The video sets the stage for a modular interpretation of this concept, using the DFAM to generate the excitation signal and the Spectravox as the resonator. By drawing parallels between acoustic and electronic signal paths, Moog positions these devices as tools for exploring not just synthetic timbres, but the nuanced dynamics of real-world instruments within a modular workflow.

The synthesis chain begins with the DFAM, whose oscillators and noise source are sculpted by three independent envelopes. This setup enables the creation of a short, broadband transient full of harmonics—precisely the kind of excitation signal required for physical modeling. The video highlights the flexibility of the DFAM’s envelope structure, allowing for intricate control over the evolution of the transient.

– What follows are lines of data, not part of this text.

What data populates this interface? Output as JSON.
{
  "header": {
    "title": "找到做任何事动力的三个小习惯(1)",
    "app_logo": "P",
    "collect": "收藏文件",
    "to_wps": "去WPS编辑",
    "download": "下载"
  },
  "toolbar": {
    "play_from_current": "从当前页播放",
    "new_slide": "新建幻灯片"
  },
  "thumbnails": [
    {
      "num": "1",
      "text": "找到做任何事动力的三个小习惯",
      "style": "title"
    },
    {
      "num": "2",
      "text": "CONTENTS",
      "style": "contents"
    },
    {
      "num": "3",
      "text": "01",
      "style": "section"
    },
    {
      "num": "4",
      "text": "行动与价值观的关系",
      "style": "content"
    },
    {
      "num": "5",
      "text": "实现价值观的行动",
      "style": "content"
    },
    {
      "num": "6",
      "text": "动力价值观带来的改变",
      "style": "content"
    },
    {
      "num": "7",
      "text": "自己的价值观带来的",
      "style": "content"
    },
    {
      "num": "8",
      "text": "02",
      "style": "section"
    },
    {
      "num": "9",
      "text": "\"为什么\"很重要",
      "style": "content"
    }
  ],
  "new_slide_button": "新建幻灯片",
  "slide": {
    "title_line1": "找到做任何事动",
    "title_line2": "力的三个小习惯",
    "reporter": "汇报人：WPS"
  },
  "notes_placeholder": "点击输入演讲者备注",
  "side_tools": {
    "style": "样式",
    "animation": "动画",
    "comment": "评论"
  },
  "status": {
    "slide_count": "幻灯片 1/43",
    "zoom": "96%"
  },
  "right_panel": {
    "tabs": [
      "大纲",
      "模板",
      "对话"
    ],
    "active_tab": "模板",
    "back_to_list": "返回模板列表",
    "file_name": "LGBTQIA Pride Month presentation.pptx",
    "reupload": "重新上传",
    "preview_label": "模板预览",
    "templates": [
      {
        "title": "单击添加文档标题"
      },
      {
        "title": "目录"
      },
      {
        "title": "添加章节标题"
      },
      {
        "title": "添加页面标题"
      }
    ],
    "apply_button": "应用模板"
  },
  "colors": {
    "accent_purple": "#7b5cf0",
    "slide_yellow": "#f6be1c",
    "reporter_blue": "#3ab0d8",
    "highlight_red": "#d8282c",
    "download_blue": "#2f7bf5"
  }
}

Once the excitation signal is crafted, it’s routed into the Spectravox’s carrier input. With Spectravox set to Filter Bank mode, the DFAM’s output excites all ten resonant filters simultaneously. Additional patching—such as sending DFAM’s trigger output to Spectravox’s trigger input—brings a fourth envelope into play, further refining the decay and overall shape of the resonated sound. This modular approach mirrors the complexity of acoustic interactions, but with the advantage of voltage control and patchable signal flow.

DFAM’s sequencer is put to work, with its two rows—pitch and velocity—providing nuanced control over the excitation signal. The velocity row determines the intensity of each virtual drum hit, simulating the dynamic range of a real percussionist. Meanwhile, the pitch row can be assigned to both VCOs, introducing variation in the harmonic content of each strike.

The video goes further by patching the pitch sequencer output to Spectravox’s shift input. This modulates the position of all ten filters in the bank, effectively altering the perceived geometry of the resonant body. The result is a sequence where not only the force of each hit changes, but also the tonal colour and pitch, closely echoing the behaviour of struck acoustic objects.

By combining DFAM and Spectravox, Moog showcases a modular approach to generating acoustically inspired sounds. The flexibility of analog patching allows for deep exploration of physical modeling principles, with every parameter tweak offering a new sonic possibility. The video underscores how these tools can move beyond traditional synthesis, venturing into territory usually reserved for digital modeling or sample-based systems.

Ultimately, this pairing opens up a vast world of electronically generated, acoustically nuanced timbres. For modular enthusiasts, it’s an invitation to experiment with the boundaries between the synthetic and the organic, using voltage, envelopes, and filter banks to craft sounds that feel alive and tactile—even when no real drum is in sight.